Reuters/AFP/Paris

French budget minister Jerome Cahuzac has resigned from his post after being targeted in a tax fraud inquiry, the president’s office said yesterday.
The announcement – a major embarrassment for President Francois Hollande’s government – came hours after French prosecutors opened a formal investigation into allegations that the junior minister held a secret bank account in Switzerland.
Cahuzac, who is in charge of battling tax evasion, has denied any wrongdoing following a report in December by the Mediapart investigative website that he had an undeclared Swiss bank account until 2010.
Mediapart said he then transferred the money in the account to Singapore.
It said it had a “trace” of a conversation between the minister and one of his former aides in which he allegedly fretted about the UBS account and then said he had “dealt with the matter”.
Cahuzac had dismissed reports of offshore accounts as “crazy claims”. In a statement in December he said: “I have never had an account in Switzerland or any other place abroad.”
He also denied figuring in the recording reported by Mediapart.
Mediapart claimed that Cahuzac closed the account in 2010 just before becoming head of the finance committee of the National Assembly.
It alleged he made a trip to Geneva to close the account.
The brief presidency statement said that the move came at Cahuzac’s own request. It named Europe Minister Bernard Cazeneuve as his successor.
Earlier, the public prosecutor said police laboratory tests showed a correlation between the voice of Cahuzac and that in a recording of a telephone call published by Mediapart, in which a male voice acknowledges holding an account at UBS.
“In other words, the result of our analysis reinforces the hypothesis that Jerome Cahuzac is the unidentified speaker,” the office of the Paris prosecutor said in a statement.

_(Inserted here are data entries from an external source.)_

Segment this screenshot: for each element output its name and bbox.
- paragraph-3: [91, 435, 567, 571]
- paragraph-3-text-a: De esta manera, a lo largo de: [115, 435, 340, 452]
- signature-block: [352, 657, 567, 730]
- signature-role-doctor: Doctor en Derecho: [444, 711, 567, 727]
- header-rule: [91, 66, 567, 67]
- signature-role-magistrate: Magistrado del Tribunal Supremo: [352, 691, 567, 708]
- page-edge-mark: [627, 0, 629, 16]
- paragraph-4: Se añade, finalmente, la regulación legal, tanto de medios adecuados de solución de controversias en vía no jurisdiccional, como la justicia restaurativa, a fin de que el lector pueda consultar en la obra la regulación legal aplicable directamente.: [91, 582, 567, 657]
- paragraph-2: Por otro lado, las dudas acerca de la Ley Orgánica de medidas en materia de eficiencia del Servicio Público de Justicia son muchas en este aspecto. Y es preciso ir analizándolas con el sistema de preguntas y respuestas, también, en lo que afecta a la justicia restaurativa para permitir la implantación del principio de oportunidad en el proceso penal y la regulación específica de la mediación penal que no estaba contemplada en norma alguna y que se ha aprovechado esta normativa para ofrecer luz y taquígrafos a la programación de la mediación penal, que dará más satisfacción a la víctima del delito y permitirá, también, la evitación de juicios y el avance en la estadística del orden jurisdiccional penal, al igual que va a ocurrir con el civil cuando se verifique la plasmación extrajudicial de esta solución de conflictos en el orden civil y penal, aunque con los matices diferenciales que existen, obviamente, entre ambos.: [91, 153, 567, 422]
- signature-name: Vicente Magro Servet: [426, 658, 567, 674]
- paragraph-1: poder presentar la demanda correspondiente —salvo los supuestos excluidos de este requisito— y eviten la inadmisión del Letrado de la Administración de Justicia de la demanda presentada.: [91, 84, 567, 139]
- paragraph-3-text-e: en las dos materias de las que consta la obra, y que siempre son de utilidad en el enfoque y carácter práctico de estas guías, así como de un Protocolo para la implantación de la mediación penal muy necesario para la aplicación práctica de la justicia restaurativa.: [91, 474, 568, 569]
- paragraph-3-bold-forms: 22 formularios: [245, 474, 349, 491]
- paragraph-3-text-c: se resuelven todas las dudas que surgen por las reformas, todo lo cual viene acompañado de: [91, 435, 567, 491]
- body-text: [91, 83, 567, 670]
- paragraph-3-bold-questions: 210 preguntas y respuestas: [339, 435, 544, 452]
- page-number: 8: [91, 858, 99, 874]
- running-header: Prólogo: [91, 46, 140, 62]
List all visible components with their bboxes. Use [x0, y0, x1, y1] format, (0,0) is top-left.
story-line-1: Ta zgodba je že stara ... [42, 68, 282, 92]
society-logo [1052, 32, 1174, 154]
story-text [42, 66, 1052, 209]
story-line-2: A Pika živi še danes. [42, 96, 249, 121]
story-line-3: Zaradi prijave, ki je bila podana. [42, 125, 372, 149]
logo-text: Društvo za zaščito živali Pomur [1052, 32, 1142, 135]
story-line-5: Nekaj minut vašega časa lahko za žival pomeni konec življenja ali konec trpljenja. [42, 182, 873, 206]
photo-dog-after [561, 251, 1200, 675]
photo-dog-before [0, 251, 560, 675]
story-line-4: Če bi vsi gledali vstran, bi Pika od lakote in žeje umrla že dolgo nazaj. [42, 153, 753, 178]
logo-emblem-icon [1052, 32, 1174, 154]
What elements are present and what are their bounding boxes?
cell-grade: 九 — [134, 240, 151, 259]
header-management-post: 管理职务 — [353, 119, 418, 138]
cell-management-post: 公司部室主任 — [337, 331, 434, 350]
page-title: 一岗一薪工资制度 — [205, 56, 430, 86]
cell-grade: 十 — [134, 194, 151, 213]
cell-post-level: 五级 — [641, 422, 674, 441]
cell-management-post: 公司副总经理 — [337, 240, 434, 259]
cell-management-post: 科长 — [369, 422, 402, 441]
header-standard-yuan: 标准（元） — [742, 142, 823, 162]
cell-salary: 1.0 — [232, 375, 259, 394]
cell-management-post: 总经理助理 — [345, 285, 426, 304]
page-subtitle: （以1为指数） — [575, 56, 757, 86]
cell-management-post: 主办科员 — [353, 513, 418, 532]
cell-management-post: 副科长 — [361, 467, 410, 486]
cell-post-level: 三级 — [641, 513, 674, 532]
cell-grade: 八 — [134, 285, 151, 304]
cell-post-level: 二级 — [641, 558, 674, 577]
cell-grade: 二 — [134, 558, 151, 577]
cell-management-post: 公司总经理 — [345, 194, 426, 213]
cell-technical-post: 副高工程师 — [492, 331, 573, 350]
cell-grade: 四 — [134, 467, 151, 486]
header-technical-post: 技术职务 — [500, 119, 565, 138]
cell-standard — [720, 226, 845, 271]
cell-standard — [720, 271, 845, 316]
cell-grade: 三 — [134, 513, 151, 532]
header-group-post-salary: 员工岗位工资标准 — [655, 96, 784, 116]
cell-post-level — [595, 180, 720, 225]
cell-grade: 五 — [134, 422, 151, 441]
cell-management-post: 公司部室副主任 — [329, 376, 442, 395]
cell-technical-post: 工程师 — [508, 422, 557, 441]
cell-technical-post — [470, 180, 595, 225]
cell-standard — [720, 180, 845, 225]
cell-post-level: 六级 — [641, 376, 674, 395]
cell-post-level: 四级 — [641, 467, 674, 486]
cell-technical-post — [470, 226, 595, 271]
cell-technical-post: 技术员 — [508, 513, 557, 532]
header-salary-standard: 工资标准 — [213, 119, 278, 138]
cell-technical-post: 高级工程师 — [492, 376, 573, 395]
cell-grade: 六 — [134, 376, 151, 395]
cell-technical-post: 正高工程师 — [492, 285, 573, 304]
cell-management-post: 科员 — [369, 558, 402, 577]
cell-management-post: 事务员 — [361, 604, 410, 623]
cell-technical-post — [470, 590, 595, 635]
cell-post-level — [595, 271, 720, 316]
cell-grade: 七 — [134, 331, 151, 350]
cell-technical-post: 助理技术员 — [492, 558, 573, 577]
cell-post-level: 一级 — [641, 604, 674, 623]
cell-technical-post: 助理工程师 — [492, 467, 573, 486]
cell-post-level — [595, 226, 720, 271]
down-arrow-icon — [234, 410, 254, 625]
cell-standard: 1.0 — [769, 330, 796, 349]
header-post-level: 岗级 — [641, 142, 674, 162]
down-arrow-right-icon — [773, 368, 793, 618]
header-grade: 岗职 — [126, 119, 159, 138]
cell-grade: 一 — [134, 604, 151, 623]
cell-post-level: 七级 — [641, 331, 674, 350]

French prosecutors opened a preliminary investigation into the affair in January, but this step takes the inquiry to a new level and will involve deploying greater resources to the case and cooperation with other judiciaries, notably in Switzerland.
Cahuzac, a former plastic surgeon who rose to prominence as the Socialist Party’s toughest budget-watcher, has led efforts to crack down on tax evasion and fraud by French citizens seeking to avoid high levies at home.
His resignation could hardly come at a more sensitive time as Hollande’s government is in the process of redrafting deficit reduction plans vital to maintaining fiscal credibility with France’s eurozone partners.
Weaker-than-expected growth forced the government to abandon Hollande’s pledge to cut the public deficit to an EU-imposed ceiling of 3% of economic output this year, tumbling a key pillar of Cahuzac’s fiscal policy.
His replacement, Cazeneuve, is familiar with the inner workings of Brussels as europe minister. That could help Finance Minister Pierre Moscovici as he tries to convince the European Commission and other eurozone countries that France should get more time to meet its deficit target.